Wrexham Council chiefs are recommending proposals for the ‘Super Prison’ are granted, when they meet to discuss proposals on January 6th.

If the planning application is successful, the prison will house approximately 2,100 adult males with building work starting in the summer.

The report itself is quite detailed and states the prison will comprise of a “secure compound” that “will be occupied by three prison accommodate buildings together with eight buildings that will be used for specific purposes”. These include:  a kitchen, health centre, sports centre, staff training; reception, education and faith training. There would also be a multi use game centre in the secure compound.

The prison would be built to hold Category C inmates, but its perimeter fence, entry building and house blocks will be built to Category B standards. The decision to build the prison to Category B standards is listed in the report as being: “consistent with other recently constructed prisons and provides long term flexibility for the Ministry of Justice should there be a change in demand for price places over time.”

The report states that “The prison itself represents a £248 million investment in Wrexham on a site located in one of the main areas of employment development in the County Borough.” It is claimed that around 413 jobs will be created for local people.

Opinions on Wrexham winning the Super Prison bid have been mixed since the announcement was made, with some thinking it will benefit the town, and others voicing concern about potential issues that could come as a result of it.

The report details concerns from Adenbury Community Council and Marchwiel Community Council to name a few.  Concerns that have been raised include insufficent consultation with the community, traffic issues, noise pollution, the impact inmates, visitors etc could have on local health services and possible ecological problems.

Also despite the report stating that it is hoped around 413 jobs will be available for local people, a concern raised by Adenbury Community Council says:  “There are no explanations or mechanisms outlined as to how the local jobs opportunities will be promoted and training opportunities made available. The Prison has been “sold “to local people because of the benefit that the application will bring to the local area and it is important that these benefits are actually available to the local residents. There is insufficient detail to convince the Council that there will be a robust method or indeed any jobs for local people.”

Interestingly the report then goes on to say: “Should the Committee choose to ignore the strongly held views of the local people then the Council REQUIRE the Committee to set such conditions to address these concerns and to ensure the Community is involved and consulted on the details of the elements where we have expressed our concerns”.

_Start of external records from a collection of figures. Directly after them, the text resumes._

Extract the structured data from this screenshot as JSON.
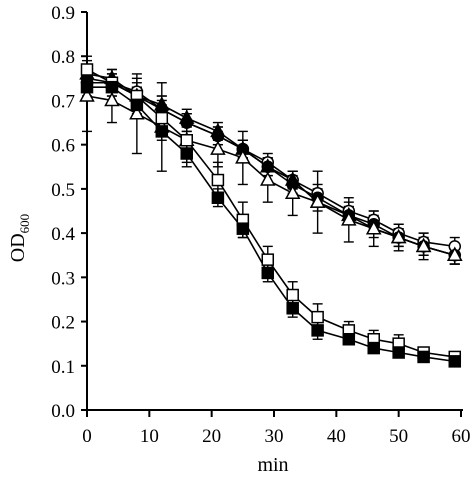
{
  "chart_data": {
    "type": "line",
    "title": "",
    "xlabel": "min",
    "ylabel": {
      "main": "OD",
      "subscript": "600"
    },
    "xlim": [
      0,
      60
    ],
    "ylim": [
      0,
      0.9
    ],
    "xticks": [
      0,
      10,
      20,
      30,
      40,
      50,
      60
    ],
    "yticks": [
      0.0,
      0.1,
      0.2,
      0.3,
      0.4,
      0.5,
      0.6,
      0.7,
      0.8,
      0.9
    ],
    "xtick_labels": [
      "0",
      "10",
      "20",
      "30",
      "40",
      "50",
      "60"
    ],
    "ytick_labels": [
      "0.0",
      "0.1",
      "0.2",
      "0.3",
      "0.4",
      "0.5",
      "0.6",
      "0.7",
      "0.8",
      "0.9"
    ],
    "grid": false,
    "legend": false,
    "x": [
      0,
      4,
      8,
      12,
      16,
      21,
      25,
      29,
      33,
      37,
      42,
      46,
      50,
      54,
      59
    ],
    "series": [
      {
        "marker": "open-circle",
        "values": [
          0.75,
          0.74,
          0.72,
          0.68,
          0.65,
          0.62,
          0.59,
          0.56,
          0.52,
          0.49,
          0.45,
          0.43,
          0.4,
          0.38,
          0.37
        ],
        "errors": [
          0.02,
          0.02,
          0.03,
          0.03,
          0.02,
          0.02,
          0.02,
          0.02,
          0.02,
          0.02,
          0.02,
          0.02,
          0.02,
          0.02,
          0.02
        ]
      },
      {
        "marker": "filled-circle",
        "values": [
          0.74,
          0.74,
          0.71,
          0.68,
          0.65,
          0.62,
          0.59,
          0.55,
          0.51,
          0.48,
          0.44,
          0.42,
          0.39,
          0.37,
          0.35
        ],
        "errors": [
          0.02,
          0.02,
          0.02,
          0.02,
          0.02,
          0.02,
          0.02,
          0.02,
          0.02,
          0.02,
          0.02,
          0.02,
          0.02,
          0.02,
          0.02
        ]
      },
      {
        "marker": "filled-triangle",
        "values": [
          0.76,
          0.75,
          0.71,
          0.69,
          0.66,
          0.63,
          0.59,
          0.55,
          0.52,
          0.47,
          0.44,
          0.41,
          0.39,
          0.37,
          0.35
        ],
        "errors": [
          0.02,
          0.02,
          0.02,
          0.02,
          0.02,
          0.02,
          0.02,
          0.02,
          0.02,
          0.02,
          0.02,
          0.02,
          0.02,
          0.02,
          0.02
        ]
      },
      {
        "marker": "open-triangle",
        "values": [
          0.71,
          0.7,
          0.67,
          0.64,
          0.61,
          0.59,
          0.57,
          0.52,
          0.49,
          0.47,
          0.43,
          0.41,
          0.39,
          0.37,
          0.35
        ],
        "errors": [
          0.08,
          0.05,
          0.09,
          0.1,
          0.06,
          0.04,
          0.06,
          0.05,
          0.05,
          0.07,
          0.05,
          0.04,
          0.03,
          0.03,
          0.02
        ]
      },
      {
        "marker": "open-square",
        "values": [
          0.77,
          0.74,
          0.71,
          0.66,
          0.61,
          0.52,
          0.43,
          0.34,
          0.26,
          0.21,
          0.18,
          0.16,
          0.15,
          0.13,
          0.12
        ],
        "errors": [
          0.03,
          0.03,
          0.03,
          0.03,
          0.03,
          0.04,
          0.04,
          0.03,
          0.03,
          0.03,
          0.02,
          0.02,
          0.02,
          0.01,
          0.01
        ]
      },
      {
        "marker": "filled-square",
        "values": [
          0.73,
          0.73,
          0.69,
          0.63,
          0.58,
          0.48,
          0.41,
          0.31,
          0.23,
          0.18,
          0.16,
          0.14,
          0.13,
          0.12,
          0.11
        ],
        "errors": [
          0.02,
          0.02,
          0.02,
          0.02,
          0.02,
          0.02,
          0.02,
          0.02,
          0.02,
          0.02,
          0.01,
          0.01,
          0.01,
          0.01,
          0.01
        ]
      }
    ]
  }
}
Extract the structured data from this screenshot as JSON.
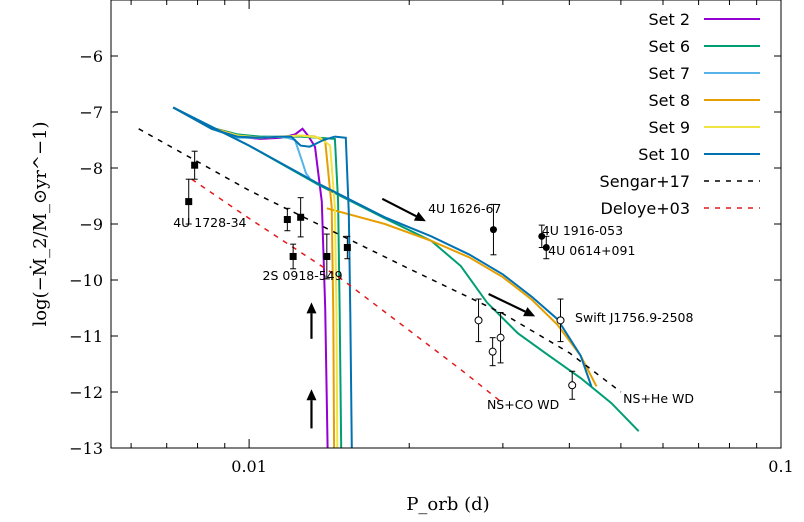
{
  "chart_data": {
    "type": "line",
    "xlabel": "P_orb (d)",
    "ylabel": "log(−Ṁ_2/M_⊙yr^−1)",
    "xscale": "log",
    "xlim": [
      0.0055,
      0.1
    ],
    "ylim": [
      -13,
      -5
    ],
    "x_ticks": [
      {
        "value": 0.01,
        "label": "0.01"
      },
      {
        "value": 0.1,
        "label": "0.1"
      }
    ],
    "y_ticks": [
      {
        "value": -6,
        "label": "−6"
      },
      {
        "value": -7,
        "label": "−7"
      },
      {
        "value": -8,
        "label": "−8"
      },
      {
        "value": -9,
        "label": "−9"
      },
      {
        "value": -10,
        "label": "−10"
      },
      {
        "value": -11,
        "label": "−11"
      },
      {
        "value": -12,
        "label": "−12"
      },
      {
        "value": -13,
        "label": "−13"
      }
    ],
    "grid": false,
    "legend_position": "top-right",
    "series": [
      {
        "name": "Set 2",
        "color": "#9400d3",
        "style": "solid",
        "points": [
          [
            0.0072,
            -6.92
          ],
          [
            0.0085,
            -7.28
          ],
          [
            0.0095,
            -7.44
          ],
          [
            0.0105,
            -7.48
          ],
          [
            0.0115,
            -7.46
          ],
          [
            0.0122,
            -7.4
          ],
          [
            0.0126,
            -7.3
          ],
          [
            0.0129,
            -7.42
          ],
          [
            0.0133,
            -7.62
          ],
          [
            0.0137,
            -8.6
          ],
          [
            0.0139,
            -10.5
          ],
          [
            0.01405,
            -13.0
          ]
        ]
      },
      {
        "name": "Set 6",
        "color": "#009e73",
        "style": "solid",
        "points": [
          [
            0.0072,
            -6.92
          ],
          [
            0.0085,
            -7.28
          ],
          [
            0.0095,
            -7.4
          ],
          [
            0.0105,
            -7.44
          ],
          [
            0.0115,
            -7.44
          ],
          [
            0.0125,
            -7.44
          ],
          [
            0.0135,
            -7.46
          ],
          [
            0.0145,
            -7.48
          ],
          [
            0.0147,
            -8.6
          ],
          [
            0.0148,
            -10.6
          ],
          [
            0.0149,
            -13.0
          ]
        ],
        "tail": [
          [
            0.0072,
            -6.92
          ],
          [
            0.01,
            -7.6
          ],
          [
            0.0135,
            -8.3
          ],
          [
            0.018,
            -8.9
          ],
          [
            0.022,
            -9.3
          ],
          [
            0.025,
            -9.75
          ],
          [
            0.028,
            -10.4
          ],
          [
            0.032,
            -10.95
          ],
          [
            0.036,
            -11.3
          ],
          [
            0.042,
            -11.75
          ],
          [
            0.048,
            -12.2
          ],
          [
            0.054,
            -12.7
          ]
        ]
      },
      {
        "name": "Set 7",
        "color": "#56b4e9",
        "style": "solid",
        "points": [
          [
            0.0072,
            -6.92
          ],
          [
            0.0085,
            -7.3
          ],
          [
            0.0095,
            -7.46
          ],
          [
            0.0105,
            -7.46
          ],
          [
            0.011,
            -7.44
          ],
          [
            0.0118,
            -7.46
          ],
          [
            0.0122,
            -7.5
          ],
          [
            0.0126,
            -7.9
          ],
          [
            0.0128,
            -8.1
          ],
          [
            0.013,
            -8.18
          ]
        ]
      },
      {
        "name": "Set 8",
        "color": "#e69f00",
        "style": "solid",
        "points": [
          [
            0.0072,
            -6.92
          ],
          [
            0.0085,
            -7.28
          ],
          [
            0.0095,
            -7.42
          ],
          [
            0.0105,
            -7.46
          ],
          [
            0.0115,
            -7.44
          ],
          [
            0.0125,
            -7.42
          ],
          [
            0.0133,
            -7.44
          ],
          [
            0.0139,
            -7.52
          ],
          [
            0.0143,
            -8.7
          ],
          [
            0.0144,
            -10.6
          ],
          [
            0.01445,
            -13.0
          ]
        ],
        "tail": [
          [
            0.014,
            -8.72
          ],
          [
            0.018,
            -9.0
          ],
          [
            0.022,
            -9.3
          ],
          [
            0.026,
            -9.6
          ],
          [
            0.03,
            -9.95
          ],
          [
            0.034,
            -10.35
          ],
          [
            0.038,
            -10.8
          ],
          [
            0.042,
            -11.35
          ],
          [
            0.045,
            -11.9
          ]
        ]
      },
      {
        "name": "Set 9",
        "color": "#f0e442",
        "style": "solid",
        "points": [
          [
            0.0072,
            -6.92
          ],
          [
            0.0085,
            -7.3
          ],
          [
            0.0095,
            -7.42
          ],
          [
            0.0105,
            -7.46
          ],
          [
            0.0115,
            -7.44
          ],
          [
            0.0125,
            -7.42
          ],
          [
            0.0136,
            -7.46
          ],
          [
            0.0142,
            -7.6
          ],
          [
            0.0145,
            -8.7
          ],
          [
            0.0146,
            -10.6
          ],
          [
            0.01465,
            -13.0
          ]
        ]
      },
      {
        "name": "Set 10",
        "color": "#0072b2",
        "style": "solid",
        "points": [
          [
            0.0072,
            -6.92
          ],
          [
            0.0085,
            -7.3
          ],
          [
            0.0095,
            -7.44
          ],
          [
            0.0105,
            -7.46
          ],
          [
            0.0115,
            -7.44
          ],
          [
            0.012,
            -7.44
          ],
          [
            0.0125,
            -7.6
          ],
          [
            0.013,
            -7.62
          ],
          [
            0.0138,
            -7.5
          ],
          [
            0.0145,
            -7.44
          ],
          [
            0.0152,
            -7.46
          ],
          [
            0.0154,
            -8.8
          ],
          [
            0.0155,
            -10.6
          ],
          [
            0.0156,
            -13.0
          ]
        ],
        "tail": [
          [
            0.0072,
            -6.92
          ],
          [
            0.01,
            -7.6
          ],
          [
            0.0135,
            -8.28
          ],
          [
            0.018,
            -8.88
          ],
          [
            0.022,
            -9.22
          ],
          [
            0.026,
            -9.55
          ],
          [
            0.03,
            -9.9
          ],
          [
            0.034,
            -10.3
          ],
          [
            0.038,
            -10.7
          ],
          [
            0.042,
            -11.35
          ],
          [
            0.044,
            -11.9
          ]
        ]
      },
      {
        "name": "Sengar+17",
        "color": "#000000",
        "style": "dashed",
        "points": [
          [
            0.0062,
            -7.3
          ],
          [
            0.01,
            -8.4
          ],
          [
            0.02,
            -9.8
          ],
          [
            0.03,
            -10.6
          ],
          [
            0.04,
            -11.3
          ],
          [
            0.05,
            -12.0
          ]
        ]
      },
      {
        "name": "Deloye+03",
        "color": "#e31a1c",
        "style": "dashed",
        "points": [
          [
            0.0078,
            -8.2
          ],
          [
            0.01,
            -8.9
          ],
          [
            0.015,
            -10.0
          ],
          [
            0.02,
            -10.9
          ],
          [
            0.025,
            -11.6
          ],
          [
            0.03,
            -12.2
          ]
        ]
      }
    ],
    "observations": [
      {
        "x": 0.0077,
        "y": -8.6,
        "err": 0.4,
        "marker": "square"
      },
      {
        "x": 0.0079,
        "y": -7.95,
        "err": 0.25,
        "marker": "square"
      },
      {
        "x": 0.0118,
        "y": -8.92,
        "err": 0.2,
        "marker": "square"
      },
      {
        "x": 0.0121,
        "y": -9.58,
        "err": 0.22,
        "marker": "square"
      },
      {
        "x": 0.0125,
        "y": -8.88,
        "err": 0.35,
        "marker": "square"
      },
      {
        "x": 0.014,
        "y": -9.58,
        "err": 0.4,
        "marker": "square"
      },
      {
        "x": 0.0153,
        "y": -9.42,
        "err": 0.2,
        "marker": "square"
      },
      {
        "x": 0.0288,
        "y": -9.1,
        "err": 0.45,
        "marker": "circle-filled"
      },
      {
        "x": 0.0355,
        "y": -9.22,
        "err": 0.2,
        "marker": "circle-filled"
      },
      {
        "x": 0.0362,
        "y": -9.42,
        "err": 0.2,
        "marker": "circle-filled"
      },
      {
        "x": 0.027,
        "y": -10.72,
        "err": 0.38,
        "marker": "circle-open"
      },
      {
        "x": 0.0287,
        "y": -11.28,
        "err": 0.25,
        "marker": "circle-open"
      },
      {
        "x": 0.0297,
        "y": -11.03,
        "err": 0.45,
        "marker": "circle-open"
      },
      {
        "x": 0.0385,
        "y": -10.72,
        "err": 0.38,
        "marker": "circle-open"
      },
      {
        "x": 0.0405,
        "y": -11.88,
        "err": 0.25,
        "marker": "circle-open"
      }
    ],
    "annotations": [
      {
        "text": "4U 1728-34",
        "x": 0.0072,
        "y": -9.05
      },
      {
        "text": "2S 0918-549",
        "x": 0.0106,
        "y": -10.0
      },
      {
        "text": "4U 1626-67",
        "x": 0.0217,
        "y": -8.8
      },
      {
        "text": "4U 1916-053",
        "x": 0.0355,
        "y": -9.2
      },
      {
        "text": "4U 0614+091",
        "x": 0.0365,
        "y": -9.55
      },
      {
        "text": "Swift J1756.9-2508",
        "x": 0.041,
        "y": -10.75
      },
      {
        "text": "NS+CO WD",
        "x": 0.028,
        "y": -12.3
      },
      {
        "text": "NS+He WD",
        "x": 0.0505,
        "y": -12.2
      }
    ],
    "arrows": [
      {
        "from": [
          0.0178,
          -8.55
        ],
        "to": [
          0.0215,
          -8.95
        ]
      },
      {
        "from": [
          0.0282,
          -10.25
        ],
        "to": [
          0.0345,
          -10.65
        ]
      },
      {
        "from": [
          0.0131,
          -11.05
        ],
        "to": [
          0.0131,
          -10.4
        ]
      },
      {
        "from": [
          0.0131,
          -12.65
        ],
        "to": [
          0.0131,
          -11.95
        ]
      }
    ]
  }
}
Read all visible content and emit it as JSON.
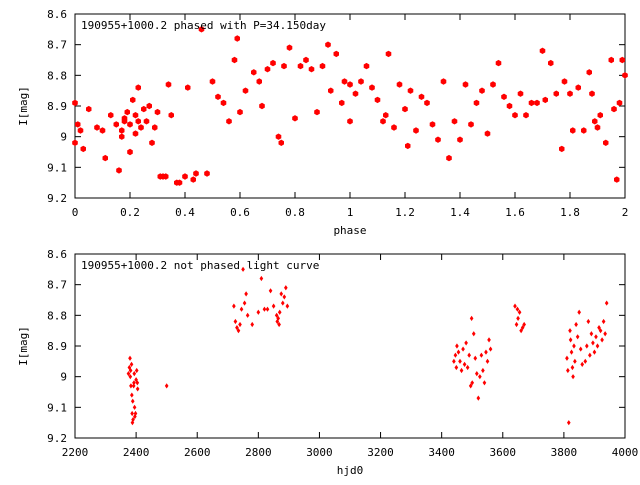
{
  "chart_data": [
    {
      "type": "scatter",
      "title": "190955+1000.2 phased with P=34.150day",
      "xlabel": "phase",
      "ylabel": "I[mag]",
      "xlim": [
        0,
        2
      ],
      "ylim": [
        8.6,
        9.2
      ],
      "y_inverted": true,
      "xticks": [
        0,
        0.2,
        0.4,
        0.6,
        0.8,
        1,
        1.2,
        1.4,
        1.6,
        1.8,
        2
      ],
      "xtick_labels": [
        "0",
        "0.2",
        "0.4",
        "0.6",
        "0.8",
        "1",
        "1.2",
        "1.4",
        "1.6",
        "1.8",
        "2"
      ],
      "yticks": [
        8.6,
        8.7,
        8.8,
        8.9,
        9.0,
        9.1,
        9.2
      ],
      "ytick_labels": [
        "8.6",
        "8.7",
        "8.8",
        "8.9",
        "9",
        "9.1",
        "9.2"
      ],
      "grid": false,
      "marker_color": "#ff0000",
      "marker": "hexagon",
      "series": [
        {
          "x": [
            0.0,
            0.0,
            0.01,
            0.02,
            0.03,
            0.05,
            0.08,
            0.1,
            0.11,
            0.13,
            0.15,
            0.16,
            0.17,
            0.17,
            0.18,
            0.18,
            0.19,
            0.2,
            0.2,
            0.21,
            0.22,
            0.22,
            0.23,
            0.23,
            0.24,
            0.25,
            0.26,
            0.27,
            0.28,
            0.29,
            0.3,
            0.31,
            0.32,
            0.33,
            0.34,
            0.35,
            0.37,
            0.38,
            0.4,
            0.41,
            0.43,
            0.44,
            0.46,
            0.48,
            0.5,
            0.52,
            0.54,
            0.56,
            0.58,
            0.59,
            0.6,
            0.62,
            0.65,
            0.67,
            0.68,
            0.7,
            0.72,
            0.74,
            0.75,
            0.76,
            0.78,
            0.8,
            0.82,
            0.84,
            0.86,
            0.88,
            0.9,
            0.92,
            0.93,
            0.95,
            0.97,
            0.98,
            1.0,
            1.0,
            1.02,
            1.04,
            1.06,
            1.08,
            1.1,
            1.12,
            1.13,
            1.14,
            1.16,
            1.18,
            1.2,
            1.21,
            1.22,
            1.24,
            1.26,
            1.28,
            1.3,
            1.32,
            1.34,
            1.36,
            1.38,
            1.4,
            1.42,
            1.44,
            1.46,
            1.48,
            1.5,
            1.52,
            1.54,
            1.56,
            1.58,
            1.6,
            1.62,
            1.64,
            1.66,
            1.68,
            1.7,
            1.71,
            1.73,
            1.75,
            1.77,
            1.78,
            1.8,
            1.81,
            1.83,
            1.85,
            1.87,
            1.88,
            1.89,
            1.9,
            1.91,
            1.93,
            1.95,
            1.96,
            1.97,
            1.98,
            1.99,
            2.0
          ],
          "y": [
            8.89,
            9.02,
            8.96,
            8.98,
            9.04,
            8.91,
            8.97,
            8.98,
            9.07,
            8.93,
            8.96,
            9.11,
            8.98,
            9.0,
            8.94,
            8.95,
            8.92,
            8.96,
            9.05,
            8.88,
            8.93,
            8.99,
            8.84,
            8.95,
            8.97,
            8.91,
            8.95,
            8.9,
            9.02,
            8.97,
            8.92,
            9.13,
            9.13,
            9.13,
            8.83,
            8.93,
            9.15,
            9.15,
            9.13,
            8.84,
            9.14,
            9.12,
            8.65,
            9.12,
            8.82,
            8.87,
            8.89,
            8.95,
            8.75,
            8.68,
            8.92,
            8.85,
            8.79,
            8.82,
            8.9,
            8.78,
            8.76,
            9.0,
            9.02,
            8.77,
            8.71,
            8.94,
            8.77,
            8.75,
            8.78,
            8.92,
            8.77,
            8.7,
            8.85,
            8.73,
            8.89,
            8.82,
            8.95,
            8.83,
            8.86,
            8.82,
            8.77,
            8.84,
            8.88,
            8.95,
            8.93,
            8.73,
            8.97,
            8.83,
            8.91,
            9.03,
            8.85,
            8.98,
            8.87,
            8.89,
            8.96,
            9.01,
            8.82,
            9.07,
            8.95,
            9.01,
            8.83,
            8.96,
            8.89,
            8.85,
            8.99,
            8.83,
            8.76,
            8.87,
            8.9,
            8.93,
            8.86,
            8.93,
            8.89,
            8.89,
            8.72,
            8.88,
            8.76,
            8.86,
            9.04,
            8.82,
            8.86,
            8.98,
            8.84,
            8.98,
            8.79,
            8.86,
            8.95,
            8.97,
            8.93,
            9.02,
            8.75,
            8.91,
            9.14,
            8.89,
            8.75,
            8.8
          ],
          "name": ""
        }
      ]
    },
    {
      "type": "scatter",
      "title": "190955+1000.2 not phased light curve",
      "xlabel": "hjd0",
      "ylabel": "I[mag]",
      "xlim": [
        2200,
        4000
      ],
      "ylim": [
        8.6,
        9.2
      ],
      "y_inverted": true,
      "xticks": [
        2200,
        2400,
        2600,
        2800,
        3000,
        3200,
        3400,
        3600,
        3800,
        4000
      ],
      "xtick_labels": [
        "2200",
        "2400",
        "2600",
        "2800",
        "3000",
        "3200",
        "3400",
        "3600",
        "3800",
        "4000"
      ],
      "yticks": [
        8.6,
        8.7,
        8.8,
        8.9,
        9.0,
        9.1,
        9.2
      ],
      "ytick_labels": [
        "8.6",
        "8.7",
        "8.8",
        "8.9",
        "9",
        "9.1",
        "9.2"
      ],
      "grid": false,
      "marker_color": "#ff0000",
      "marker": "diamond",
      "series": [
        {
          "x": [
            2375,
            2378,
            2380,
            2381,
            2382,
            2383,
            2385,
            2386,
            2387,
            2388,
            2389,
            2390,
            2392,
            2393,
            2394,
            2395,
            2396,
            2398,
            2400,
            2402,
            2404,
            2405,
            2500,
            2720,
            2725,
            2730,
            2735,
            2740,
            2745,
            2750,
            2755,
            2760,
            2765,
            2780,
            2800,
            2810,
            2820,
            2830,
            2840,
            2850,
            2860,
            2862,
            2865,
            2868,
            2870,
            2875,
            2880,
            2885,
            2890,
            2895,
            3440,
            3445,
            3448,
            3450,
            3455,
            3460,
            3465,
            3470,
            3475,
            3480,
            3485,
            3490,
            3495,
            3498,
            3500,
            3505,
            3510,
            3515,
            3520,
            3525,
            3530,
            3535,
            3540,
            3545,
            3550,
            3555,
            3560,
            3640,
            3645,
            3648,
            3650,
            3655,
            3660,
            3665,
            3670,
            3810,
            3813,
            3816,
            3820,
            3822,
            3825,
            3828,
            3830,
            3833,
            3836,
            3840,
            3845,
            3850,
            3855,
            3860,
            3870,
            3875,
            3880,
            3885,
            3890,
            3895,
            3900,
            3905,
            3910,
            3915,
            3920,
            3925,
            3930,
            3935,
            3940
          ],
          "y": [
            8.99,
            8.97,
            8.94,
            9.0,
            8.98,
            9.03,
            8.96,
            9.06,
            9.12,
            9.15,
            9.08,
            9.14,
            9.03,
            9.02,
            8.99,
            9.1,
            9.13,
            9.12,
            9.01,
            8.98,
            9.02,
            9.04,
            9.03,
            8.77,
            8.82,
            8.84,
            8.85,
            8.83,
            8.78,
            8.65,
            8.76,
            8.73,
            8.8,
            8.83,
            8.79,
            8.68,
            8.78,
            8.78,
            8.72,
            8.77,
            8.8,
            8.82,
            8.81,
            8.83,
            8.79,
            8.73,
            8.76,
            8.74,
            8.71,
            8.77,
            8.95,
            8.93,
            8.97,
            8.9,
            8.92,
            8.95,
            8.98,
            8.91,
            8.96,
            8.89,
            8.97,
            8.93,
            9.03,
            8.81,
            9.02,
            8.86,
            8.94,
            8.99,
            9.07,
            9.0,
            8.93,
            8.98,
            9.02,
            8.92,
            8.95,
            8.88,
            8.91,
            8.77,
            8.83,
            8.78,
            8.81,
            8.79,
            8.85,
            8.84,
            8.83,
            8.94,
            8.98,
            9.15,
            8.85,
            8.88,
            8.92,
            8.97,
            9.0,
            8.9,
            8.95,
            8.83,
            8.87,
            8.79,
            8.91,
            8.96,
            8.95,
            8.9,
            8.82,
            8.93,
            8.86,
            8.89,
            8.92,
            8.87,
            8.9,
            8.84,
            8.85,
            8.88,
            8.82,
            8.86,
            8.76
          ]
        }
      ]
    }
  ]
}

Wrexham council’s Head of Community Wellbeing & Development, Lawrence Isted, concludes the report by saying: “These proposals will deliver significant investment in a site on the Wrexham Industrial Estate that has been vacant for a lengthy period of time and deliver much needed additional employment opportunities in the area.

“The development will inevitably result in ecological, highways, short term noise and visual impacts. However I am satisfied that on balance, the impacts will not be significantly harmful and/or can be adequately mitigated and that the development accords with both national and local planning policies.”